Anyone else use these as part of their workout?
Are they beneficial?

I ordered some to use for shadow boxing training, but cannot bring myself to use them in the gym, as people will think I am weird :nerd:
Thinking I'll use them at home after a run..


----------



## EllisRedding (Apr 10, 2015)

I typically use resistance bands for stretching.


----------



## eric1 (Apr 10, 2015)

knightRider said:


> Anyone else use these as part of their workout?
> 
> Are they beneficial?
> 
> ...



They are one of the best way to isolate the lats. I don't personally use them for anything else.

I also use them in warmups for snatching. It helps me get the right feel for 'bending' the bar.

I use them a TON for stretching. (Kelly Starett probably has some you tubes on them for stretching / mobility)


Sent from my iPhone using Tapatalk


----------



## EllisRedding (Apr 10, 2015)

eric1 said:


> They are one of the best way to isolate the lats. I don't personally use them for anything else.
> 
> I also use them in warmups for snatching. It helps me get the right feel for 'bending' the bar.
> 
> ...


When my knees get a little achy from squatting I will use voodoo floss per Starett which helps a lot.


----------



## Kivlor (Oct 27, 2015)

knightRider said:


> Anyone else use these as part of their workout?
> Are they beneficial?
> 
> I ordered some to use for shadow boxing training, but cannot bring myself to use them in the gym, as people will think I am weird :nerd:
> Thinking I'll use them at home after a run..


Nope. I've stuck to heavy compound lifts with some occasional running / swimming. I could definitely see the use, especially in stretches.


----------



## EnigmaGirl (Feb 7, 2015)

I don't care for workout bands because while they're fine for concentric contraction, they don't work well for eccentric contraction unless you remember to squeeze everytime on the way down. When you have weight in your hands, you just get a better contraction on the down.

I do use bands when I travel though cause they're light and don't take up a lot of room and you can fasten them over a door. And I like them for hip and thigh exercises.

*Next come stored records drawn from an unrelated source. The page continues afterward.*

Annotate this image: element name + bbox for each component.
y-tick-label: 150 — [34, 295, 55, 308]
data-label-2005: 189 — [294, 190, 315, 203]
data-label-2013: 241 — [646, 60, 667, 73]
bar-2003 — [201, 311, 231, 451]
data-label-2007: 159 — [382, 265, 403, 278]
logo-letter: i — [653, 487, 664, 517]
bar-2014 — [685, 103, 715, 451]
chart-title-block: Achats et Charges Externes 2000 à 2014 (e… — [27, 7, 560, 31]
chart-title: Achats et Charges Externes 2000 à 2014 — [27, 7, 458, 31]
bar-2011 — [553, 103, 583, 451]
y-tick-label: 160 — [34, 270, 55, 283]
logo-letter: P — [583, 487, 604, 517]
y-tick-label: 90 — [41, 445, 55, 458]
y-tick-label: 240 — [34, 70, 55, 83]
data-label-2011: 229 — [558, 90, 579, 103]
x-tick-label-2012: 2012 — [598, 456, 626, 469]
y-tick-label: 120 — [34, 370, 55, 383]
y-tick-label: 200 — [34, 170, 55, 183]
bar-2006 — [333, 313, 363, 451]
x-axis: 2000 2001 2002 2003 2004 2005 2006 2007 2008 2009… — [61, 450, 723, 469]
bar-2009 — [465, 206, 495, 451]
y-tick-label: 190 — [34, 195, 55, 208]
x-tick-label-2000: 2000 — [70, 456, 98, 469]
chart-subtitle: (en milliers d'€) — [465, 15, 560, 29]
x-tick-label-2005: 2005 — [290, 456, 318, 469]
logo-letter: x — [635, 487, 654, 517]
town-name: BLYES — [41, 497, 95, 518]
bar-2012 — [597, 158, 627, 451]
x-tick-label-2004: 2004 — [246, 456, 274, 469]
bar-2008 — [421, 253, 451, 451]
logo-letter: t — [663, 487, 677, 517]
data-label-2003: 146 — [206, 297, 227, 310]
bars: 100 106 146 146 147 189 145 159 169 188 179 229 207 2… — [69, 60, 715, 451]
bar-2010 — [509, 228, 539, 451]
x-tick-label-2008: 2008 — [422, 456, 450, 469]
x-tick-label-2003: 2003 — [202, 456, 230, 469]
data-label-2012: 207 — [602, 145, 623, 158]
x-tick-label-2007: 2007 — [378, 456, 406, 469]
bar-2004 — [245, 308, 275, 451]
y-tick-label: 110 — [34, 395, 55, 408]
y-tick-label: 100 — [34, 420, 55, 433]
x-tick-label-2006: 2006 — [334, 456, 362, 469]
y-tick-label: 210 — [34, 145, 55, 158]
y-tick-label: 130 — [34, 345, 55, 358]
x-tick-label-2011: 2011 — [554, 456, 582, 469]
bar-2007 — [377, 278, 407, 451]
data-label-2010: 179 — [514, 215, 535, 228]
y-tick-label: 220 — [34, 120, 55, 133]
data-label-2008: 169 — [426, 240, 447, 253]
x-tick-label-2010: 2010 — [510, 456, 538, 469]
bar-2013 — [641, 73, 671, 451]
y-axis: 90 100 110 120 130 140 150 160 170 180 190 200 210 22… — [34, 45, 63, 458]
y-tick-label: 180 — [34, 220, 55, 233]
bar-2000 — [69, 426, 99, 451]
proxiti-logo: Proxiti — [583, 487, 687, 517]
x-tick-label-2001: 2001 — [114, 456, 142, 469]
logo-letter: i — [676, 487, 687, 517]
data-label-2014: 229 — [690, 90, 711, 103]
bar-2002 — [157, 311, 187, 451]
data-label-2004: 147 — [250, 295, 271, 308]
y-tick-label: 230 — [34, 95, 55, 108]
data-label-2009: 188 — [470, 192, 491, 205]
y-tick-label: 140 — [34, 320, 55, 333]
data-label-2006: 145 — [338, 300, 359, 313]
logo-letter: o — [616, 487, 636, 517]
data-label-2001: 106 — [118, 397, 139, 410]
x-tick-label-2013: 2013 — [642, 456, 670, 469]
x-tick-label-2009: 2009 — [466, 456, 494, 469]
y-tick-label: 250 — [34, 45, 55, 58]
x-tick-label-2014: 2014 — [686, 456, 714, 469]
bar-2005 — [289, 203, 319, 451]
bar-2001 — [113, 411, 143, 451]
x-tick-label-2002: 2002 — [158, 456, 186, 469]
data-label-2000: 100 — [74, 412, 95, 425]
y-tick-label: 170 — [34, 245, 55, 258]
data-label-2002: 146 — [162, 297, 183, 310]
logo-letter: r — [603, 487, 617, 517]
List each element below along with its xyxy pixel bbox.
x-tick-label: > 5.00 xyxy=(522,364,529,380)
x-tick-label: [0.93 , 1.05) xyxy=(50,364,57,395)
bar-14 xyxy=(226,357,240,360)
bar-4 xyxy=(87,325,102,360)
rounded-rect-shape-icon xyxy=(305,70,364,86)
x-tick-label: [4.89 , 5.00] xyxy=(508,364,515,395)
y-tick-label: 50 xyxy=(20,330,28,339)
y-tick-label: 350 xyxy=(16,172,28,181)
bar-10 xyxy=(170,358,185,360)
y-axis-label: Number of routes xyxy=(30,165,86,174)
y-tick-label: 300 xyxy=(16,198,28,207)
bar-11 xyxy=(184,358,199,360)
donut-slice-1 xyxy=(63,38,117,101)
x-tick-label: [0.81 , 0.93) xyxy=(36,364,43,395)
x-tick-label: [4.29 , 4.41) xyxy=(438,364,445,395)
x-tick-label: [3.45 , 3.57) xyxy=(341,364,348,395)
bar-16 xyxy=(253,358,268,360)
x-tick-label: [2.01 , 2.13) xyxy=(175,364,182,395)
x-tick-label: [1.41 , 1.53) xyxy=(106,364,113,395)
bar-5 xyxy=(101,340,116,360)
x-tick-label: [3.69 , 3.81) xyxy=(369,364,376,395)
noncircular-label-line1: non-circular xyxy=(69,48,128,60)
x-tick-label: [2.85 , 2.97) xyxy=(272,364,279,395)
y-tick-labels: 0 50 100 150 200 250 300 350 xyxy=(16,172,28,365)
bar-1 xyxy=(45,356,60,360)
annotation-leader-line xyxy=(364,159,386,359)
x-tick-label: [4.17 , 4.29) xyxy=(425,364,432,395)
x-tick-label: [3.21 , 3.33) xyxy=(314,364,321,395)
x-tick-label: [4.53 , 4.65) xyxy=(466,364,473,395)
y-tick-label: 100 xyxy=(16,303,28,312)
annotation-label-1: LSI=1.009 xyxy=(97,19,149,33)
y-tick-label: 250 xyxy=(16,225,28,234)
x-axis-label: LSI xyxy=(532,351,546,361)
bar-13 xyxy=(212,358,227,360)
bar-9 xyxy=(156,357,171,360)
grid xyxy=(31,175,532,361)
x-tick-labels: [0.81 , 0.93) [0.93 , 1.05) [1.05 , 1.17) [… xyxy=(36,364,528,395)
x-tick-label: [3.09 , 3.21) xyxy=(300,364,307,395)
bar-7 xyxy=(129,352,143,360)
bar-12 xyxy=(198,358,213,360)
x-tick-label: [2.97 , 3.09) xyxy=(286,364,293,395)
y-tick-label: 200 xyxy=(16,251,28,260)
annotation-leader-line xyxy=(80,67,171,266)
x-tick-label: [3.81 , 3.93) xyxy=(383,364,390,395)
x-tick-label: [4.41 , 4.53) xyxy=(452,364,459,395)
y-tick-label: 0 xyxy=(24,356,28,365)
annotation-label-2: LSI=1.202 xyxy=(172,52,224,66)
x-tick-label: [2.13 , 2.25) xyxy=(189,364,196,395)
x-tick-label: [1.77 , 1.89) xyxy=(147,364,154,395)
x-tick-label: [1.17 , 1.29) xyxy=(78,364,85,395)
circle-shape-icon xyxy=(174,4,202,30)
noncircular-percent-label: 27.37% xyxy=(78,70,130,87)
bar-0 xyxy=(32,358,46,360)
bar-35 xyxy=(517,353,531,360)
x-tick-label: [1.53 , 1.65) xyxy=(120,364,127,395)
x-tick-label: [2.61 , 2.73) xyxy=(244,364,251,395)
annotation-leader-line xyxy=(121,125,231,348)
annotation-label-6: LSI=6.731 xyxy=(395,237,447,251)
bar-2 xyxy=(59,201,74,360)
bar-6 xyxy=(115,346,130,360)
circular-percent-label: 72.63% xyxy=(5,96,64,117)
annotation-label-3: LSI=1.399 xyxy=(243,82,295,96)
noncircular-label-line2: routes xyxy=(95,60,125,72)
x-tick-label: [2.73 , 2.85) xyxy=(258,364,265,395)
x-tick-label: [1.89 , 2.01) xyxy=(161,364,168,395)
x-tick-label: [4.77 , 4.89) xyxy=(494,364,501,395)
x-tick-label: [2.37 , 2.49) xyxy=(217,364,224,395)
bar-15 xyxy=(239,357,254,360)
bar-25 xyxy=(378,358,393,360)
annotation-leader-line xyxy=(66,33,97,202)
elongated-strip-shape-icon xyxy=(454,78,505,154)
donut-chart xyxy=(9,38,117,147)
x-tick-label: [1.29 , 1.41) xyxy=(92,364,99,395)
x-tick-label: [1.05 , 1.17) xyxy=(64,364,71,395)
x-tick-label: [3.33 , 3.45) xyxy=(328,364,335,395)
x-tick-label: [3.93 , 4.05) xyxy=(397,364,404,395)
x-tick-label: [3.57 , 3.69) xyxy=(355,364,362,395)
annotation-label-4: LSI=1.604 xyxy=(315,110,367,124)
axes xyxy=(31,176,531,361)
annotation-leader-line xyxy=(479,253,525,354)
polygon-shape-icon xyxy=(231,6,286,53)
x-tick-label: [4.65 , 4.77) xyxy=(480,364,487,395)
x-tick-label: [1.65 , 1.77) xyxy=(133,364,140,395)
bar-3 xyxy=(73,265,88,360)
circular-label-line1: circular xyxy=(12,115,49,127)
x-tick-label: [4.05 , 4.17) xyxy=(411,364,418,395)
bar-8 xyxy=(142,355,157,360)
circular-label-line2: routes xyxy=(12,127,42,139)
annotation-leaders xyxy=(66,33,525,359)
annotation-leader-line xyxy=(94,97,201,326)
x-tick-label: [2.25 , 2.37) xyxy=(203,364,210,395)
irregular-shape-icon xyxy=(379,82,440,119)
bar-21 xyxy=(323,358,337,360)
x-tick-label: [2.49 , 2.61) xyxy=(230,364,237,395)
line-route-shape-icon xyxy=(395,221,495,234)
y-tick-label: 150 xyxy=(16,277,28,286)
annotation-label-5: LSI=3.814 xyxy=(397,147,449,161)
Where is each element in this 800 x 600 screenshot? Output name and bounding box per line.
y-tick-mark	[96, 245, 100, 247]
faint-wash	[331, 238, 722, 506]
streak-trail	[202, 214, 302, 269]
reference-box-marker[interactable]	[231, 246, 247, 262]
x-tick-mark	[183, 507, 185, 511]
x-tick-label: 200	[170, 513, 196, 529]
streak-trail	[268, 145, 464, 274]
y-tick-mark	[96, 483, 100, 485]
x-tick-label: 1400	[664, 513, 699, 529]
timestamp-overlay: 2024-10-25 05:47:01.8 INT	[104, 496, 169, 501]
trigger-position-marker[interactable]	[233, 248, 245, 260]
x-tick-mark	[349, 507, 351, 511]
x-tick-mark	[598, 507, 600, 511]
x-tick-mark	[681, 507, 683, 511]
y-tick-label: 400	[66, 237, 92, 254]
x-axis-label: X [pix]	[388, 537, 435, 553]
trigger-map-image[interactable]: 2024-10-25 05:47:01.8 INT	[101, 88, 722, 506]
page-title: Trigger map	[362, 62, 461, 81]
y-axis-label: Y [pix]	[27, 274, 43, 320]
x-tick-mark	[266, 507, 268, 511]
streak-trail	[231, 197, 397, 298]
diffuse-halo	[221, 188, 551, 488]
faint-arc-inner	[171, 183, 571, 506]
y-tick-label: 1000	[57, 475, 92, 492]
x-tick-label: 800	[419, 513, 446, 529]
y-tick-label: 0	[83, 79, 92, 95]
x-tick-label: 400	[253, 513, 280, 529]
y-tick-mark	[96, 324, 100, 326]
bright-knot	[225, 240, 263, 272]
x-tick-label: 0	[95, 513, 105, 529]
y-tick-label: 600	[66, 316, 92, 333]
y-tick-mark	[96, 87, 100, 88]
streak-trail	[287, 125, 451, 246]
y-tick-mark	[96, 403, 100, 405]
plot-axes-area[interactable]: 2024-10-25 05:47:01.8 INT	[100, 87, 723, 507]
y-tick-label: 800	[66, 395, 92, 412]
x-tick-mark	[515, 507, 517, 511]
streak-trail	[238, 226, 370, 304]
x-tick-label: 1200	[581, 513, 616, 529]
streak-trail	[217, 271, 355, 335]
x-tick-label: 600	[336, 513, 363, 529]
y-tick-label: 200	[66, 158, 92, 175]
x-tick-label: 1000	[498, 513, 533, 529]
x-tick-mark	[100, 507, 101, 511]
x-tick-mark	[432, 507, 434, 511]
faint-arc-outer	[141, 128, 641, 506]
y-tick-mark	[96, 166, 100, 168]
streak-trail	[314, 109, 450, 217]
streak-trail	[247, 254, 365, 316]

Personally though, at the gym, I'd be using weight if I had a choice...just more effective.


----------



## naiveonedave (Jan 9, 2014)

baseball pitchers and baseball players in general use them to warm up their arms prior to throwing. When used correctly, they are also used by baseball folks as a secondary method of building arm muscles around the key joints in the shoulder and elbow to help prevent injury.


----------